Limitations & Future Work

  1. Computational Complexity: Finding the minimal DNF is NP-hard. When a decision tree has many leaves, the Quine-McCluskey algorithm incurs a high computational overhead. Consequently, the paper relies on the assumption of small trees (the maximum depth in experiments is only 3).
  2. Only Binary Classification: While extension to multi-class classification is mentioned, no concrete multi-class experiments are provided.
  3. Limited to Binarized Features: Continuous features must be binarized beforehand, which may introduce information loss.
  4. Cost Optimization Relies on Q-learning: Convergence and efficiency in large feature spaces are not fully discussed.
  5. Limited Dataset Scale: The four main datasets have low feature dimensions (7-30), and performance in high-dimensional scenarios remains to be validated.

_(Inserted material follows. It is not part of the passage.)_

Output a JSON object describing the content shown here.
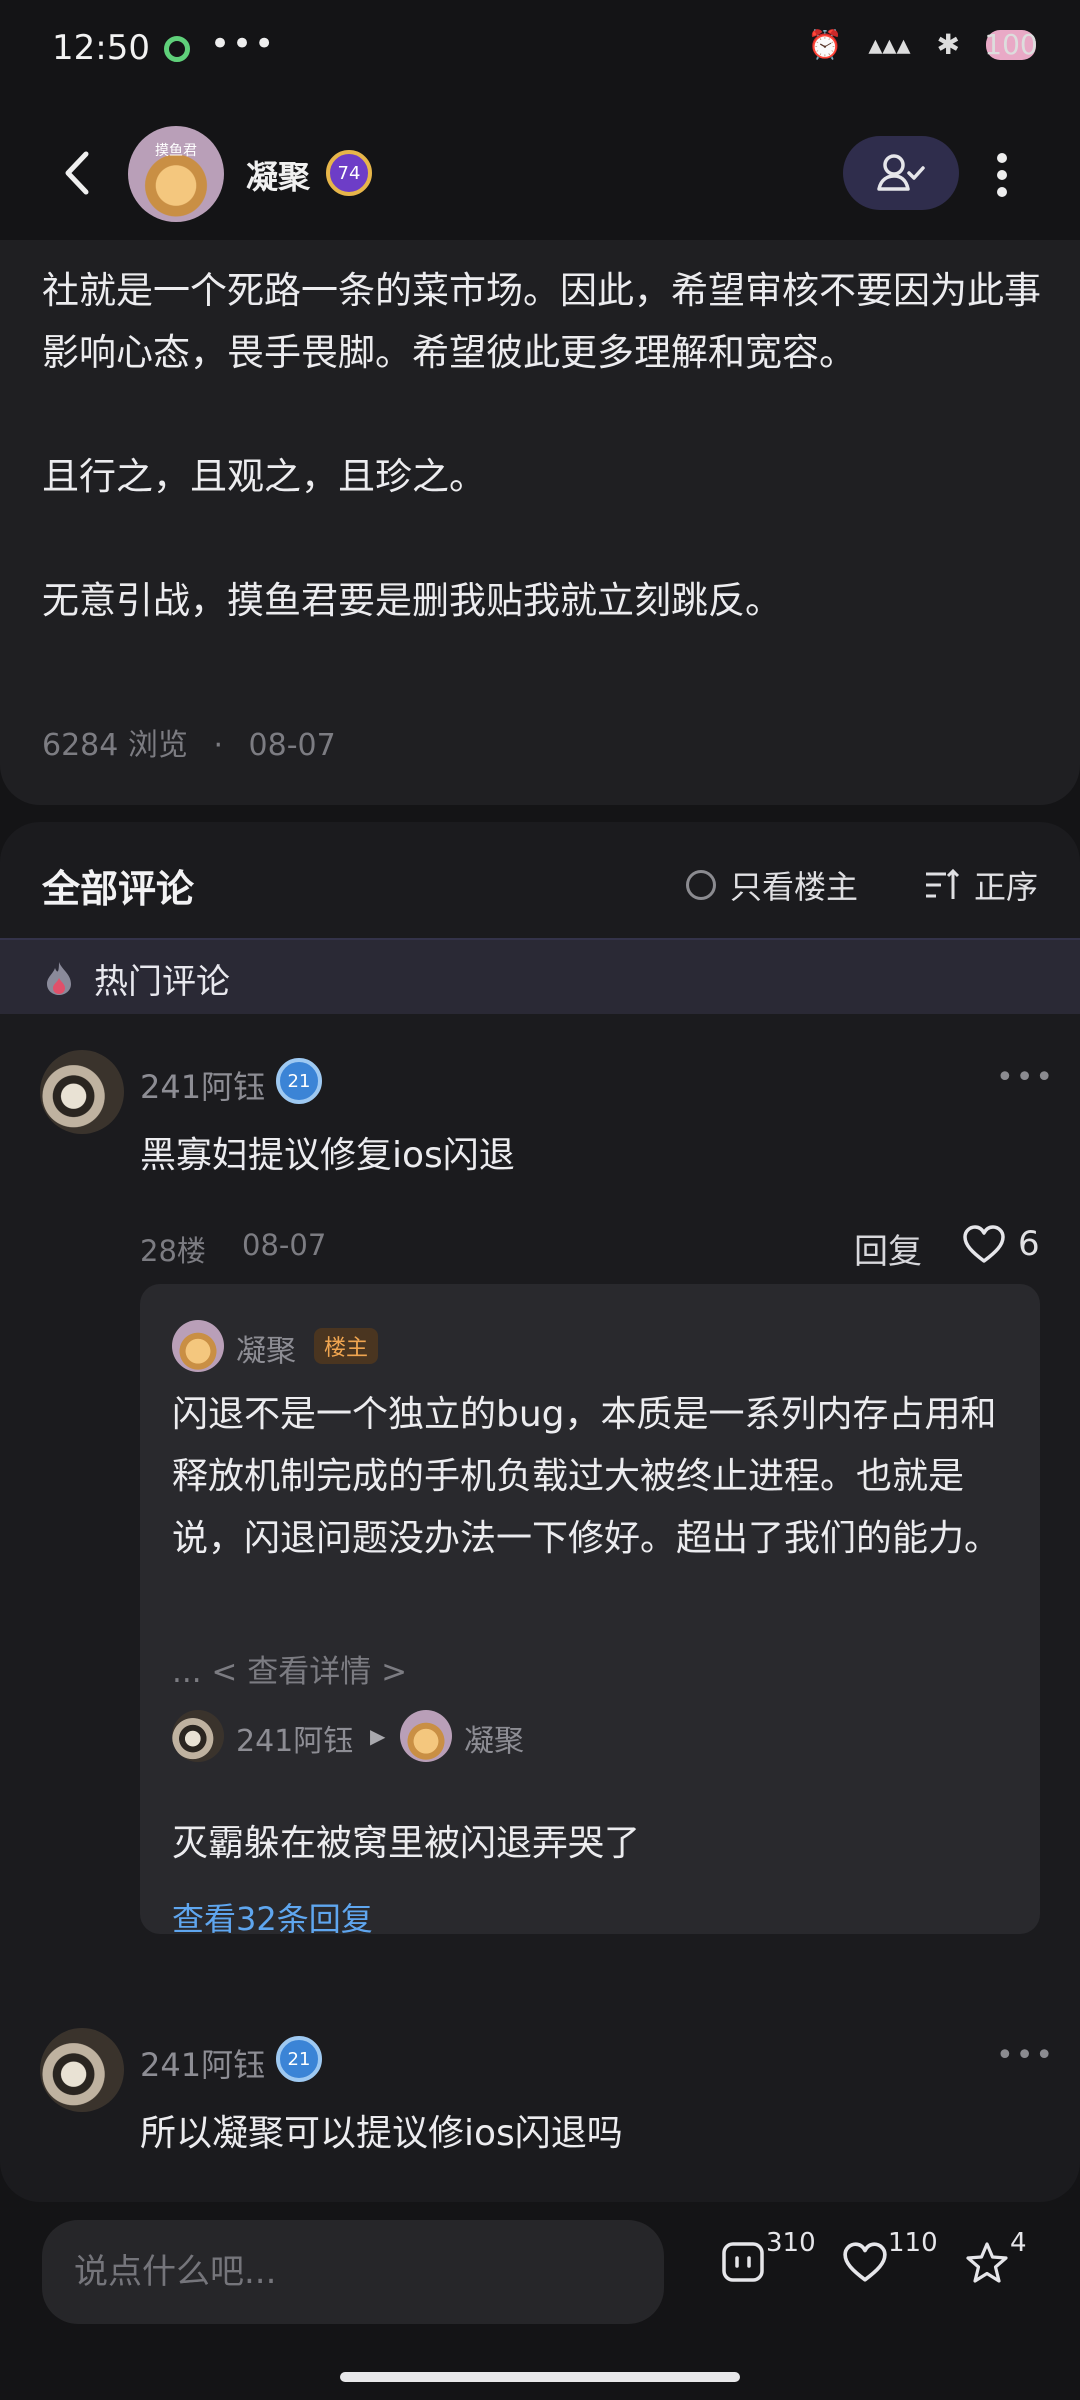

  • Decision Tree Optimization: Optimal decision tree algorithms such as GOSDT (Lin et al., 2020), DL8.5 (Aglin et al., 2020), and MurTree (Demirović et al., 2022).
  • Redundant Path Explanations: Izza et al. (2022) identified redundant variable issues in decision tree paths; this work addresses it from a global representation level.

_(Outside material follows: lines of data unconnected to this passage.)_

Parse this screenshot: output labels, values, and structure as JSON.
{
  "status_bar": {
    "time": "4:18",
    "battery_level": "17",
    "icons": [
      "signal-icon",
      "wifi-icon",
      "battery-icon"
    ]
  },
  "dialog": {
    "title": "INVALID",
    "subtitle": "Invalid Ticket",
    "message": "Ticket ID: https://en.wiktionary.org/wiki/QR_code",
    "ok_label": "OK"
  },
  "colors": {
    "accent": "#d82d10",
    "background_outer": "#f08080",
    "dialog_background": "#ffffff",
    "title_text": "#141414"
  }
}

  • Rashomon Set Analysis: TreeFARMS (Xin et al., 2022), RID (Donnelly et al., 2023).
  • Missing Data: MINTY (Stempfle & Johansson, 2024) increases missingness robustness with logical disjunction, sharing a similar concept but this work is more general.

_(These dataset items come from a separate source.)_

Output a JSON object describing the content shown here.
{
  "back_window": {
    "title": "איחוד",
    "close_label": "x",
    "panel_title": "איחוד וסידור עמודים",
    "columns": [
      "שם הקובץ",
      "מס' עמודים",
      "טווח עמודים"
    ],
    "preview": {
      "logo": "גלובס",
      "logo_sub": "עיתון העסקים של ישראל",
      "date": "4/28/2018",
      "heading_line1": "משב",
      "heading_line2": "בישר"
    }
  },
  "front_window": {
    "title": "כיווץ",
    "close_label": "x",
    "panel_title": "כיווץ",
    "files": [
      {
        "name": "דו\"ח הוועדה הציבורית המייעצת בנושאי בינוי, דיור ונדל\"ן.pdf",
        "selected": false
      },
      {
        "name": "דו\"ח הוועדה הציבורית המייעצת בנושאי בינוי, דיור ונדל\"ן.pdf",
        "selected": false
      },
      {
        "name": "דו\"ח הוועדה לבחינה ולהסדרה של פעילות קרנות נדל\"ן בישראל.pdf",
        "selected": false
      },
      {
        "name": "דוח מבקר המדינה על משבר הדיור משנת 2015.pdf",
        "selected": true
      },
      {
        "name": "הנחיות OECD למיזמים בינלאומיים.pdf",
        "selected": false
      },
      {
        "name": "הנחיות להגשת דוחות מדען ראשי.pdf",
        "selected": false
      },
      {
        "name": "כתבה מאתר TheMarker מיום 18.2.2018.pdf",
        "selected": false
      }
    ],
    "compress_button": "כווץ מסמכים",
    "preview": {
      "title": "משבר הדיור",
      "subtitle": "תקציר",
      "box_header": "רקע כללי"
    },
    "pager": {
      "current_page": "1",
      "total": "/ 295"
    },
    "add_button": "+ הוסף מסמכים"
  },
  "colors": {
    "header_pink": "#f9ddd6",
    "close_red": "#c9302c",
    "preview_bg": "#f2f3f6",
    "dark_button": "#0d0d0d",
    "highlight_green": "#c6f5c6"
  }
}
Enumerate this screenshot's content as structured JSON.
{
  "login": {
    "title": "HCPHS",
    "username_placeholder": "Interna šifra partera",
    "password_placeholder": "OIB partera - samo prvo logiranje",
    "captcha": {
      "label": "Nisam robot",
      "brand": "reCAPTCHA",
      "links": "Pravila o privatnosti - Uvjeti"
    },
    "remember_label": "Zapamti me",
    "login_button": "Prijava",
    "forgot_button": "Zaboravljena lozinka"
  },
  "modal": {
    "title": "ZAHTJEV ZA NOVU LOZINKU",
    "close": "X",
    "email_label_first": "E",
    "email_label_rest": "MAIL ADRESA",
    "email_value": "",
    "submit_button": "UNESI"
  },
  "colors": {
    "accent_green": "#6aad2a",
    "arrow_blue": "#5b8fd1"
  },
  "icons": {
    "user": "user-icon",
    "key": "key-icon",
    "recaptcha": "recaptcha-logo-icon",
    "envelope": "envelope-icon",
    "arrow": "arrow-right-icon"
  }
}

  • Insight: A novel application of boolean logic simplification techniques (e.g., Quine-McCluskey from classic electronic design automation) to ML interpretability.

Rating

  • Novelty: ⭐⭐⭐⭐ — The systematization of the predictive equivalence concept and the application of DNF representation in ML interpretability are quite original.
  • Experimental Thoroughness: ⭐⭐⭐ — Theoretical validation is solid, but the datasets are small and the scenarios are limited.
  • Writing Quality: ⭐⭐⭐⭐ — Well-structured, rigorous theorem formulation, and intuitive diagrams.
  • Value: ⭐⭐⭐⭐ — Offers substantial advancement to the study of decision tree interpretability, with practical value in high-risk application domains.